CGT changes to dampen Australia’s renewable energy development
Some experts are calling foreign investor CGT changes a net negative for the nation’s renewable energy transformation, despite retrospectivity being welcomed.
As the dust continues to settle on the government’s decision to scrap the retrospective element in its foreign investor CGT legislation on 2 July, Institute of Public Accountants senior tax adviser Tony Greco told Accounting Times that the changes will worsen foreign investor confidence in Australia for renewable energy investment.
With the Australian government looking to increase renewable energy investment to advance its sustainability goals, some say these changes will have the opposite effect.
Previously, Holding Redlich partner Dhanushka Jayawardena told Accounting Times that the retrospective element of the legislation will decrease investor attractiveness.
“The problem with this retrospectivity is that it does increase Australia's sovereign risk … [as it] was seen as one of those favourable destinations because of its historically stable and policy-aligned markets,” Jayawardena said.
Greco echoed Jayawardena, noting that it will reduce the nation's attractiveness to foreign investors, particularly for renewable energy projects.
“That's going to be a negative going forward … It just means an additional impost, and that generally can have a negative implication for whether [foreign investors] do or don't invest in Australia,” Greco said.
“[Renewable energy projects] are [large and] require investor injection from overseas … It just puts another dampener on the attractiveness of participating in these types of projects in Australia,” he added.
In a statement, Tax Institute head of tax and legal, Julie Abdalla, welcomed the removal of retrospectivity.
The institute welcomed the inclusion of energy storage assets within the renewable energy concession and the reduction of the renewable energy asset threshold from 9:1 to 3:1, broadening access to the concession and providing a more practical test for eligible projects.
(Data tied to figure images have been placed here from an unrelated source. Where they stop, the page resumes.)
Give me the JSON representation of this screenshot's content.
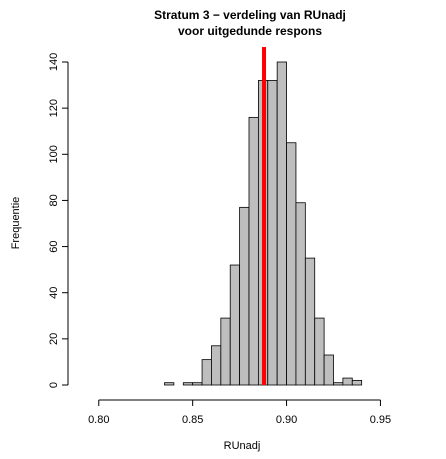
{
  "chart_data": {
    "type": "histogram",
    "title": "Stratum 3 − verdeling van RUnadj",
    "subtitle": "voor uitgedunde respons",
    "x_label": "RUnadj",
    "y_label": "Frequentie",
    "bins": [
      0.835,
      0.84,
      0.845,
      0.85,
      0.855,
      0.86,
      0.865,
      0.87,
      0.875,
      0.88,
      0.885,
      0.89,
      0.895,
      0.9,
      0.905,
      0.91,
      0.915,
      0.92,
      0.925,
      0.93,
      0.935,
      0.94
    ],
    "counts": [
      1,
      0,
      1,
      1,
      11,
      17,
      29,
      52,
      77,
      116,
      132,
      132,
      140,
      105,
      79,
      55,
      29,
      13,
      1,
      3,
      2
    ],
    "color": "#bebebe",
    "vline": {
      "value": 0.888,
      "color": "#ff0000"
    },
    "xlim": [
      0.79,
      0.97
    ],
    "ylim": [
      0,
      140
    ],
    "xticks": [
      {
        "value": 0.8,
        "label": "0.80"
      },
      0.85,
      {
        "value": 0.9,
        "label": "0.90"
      },
      0.95
    ],
    "yticks": [
      0,
      20,
      40,
      60,
      80,
      100,
      120,
      140
    ]
  }
}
"Given the breadth and complexity of these reforms, we encourage the government to undertake a post-implementation review to assess whether the measures are operating as intended and whether they are having any unintended impacts on foreign investment into Australia," Abdalla said.
Greco added: “Retrospectivity is something that should only be done in limited situations, particularly if there's fraud. But when there's no fraud, it shouldn't be done lightly. There should be a strong business case for why the government is changing the rules.”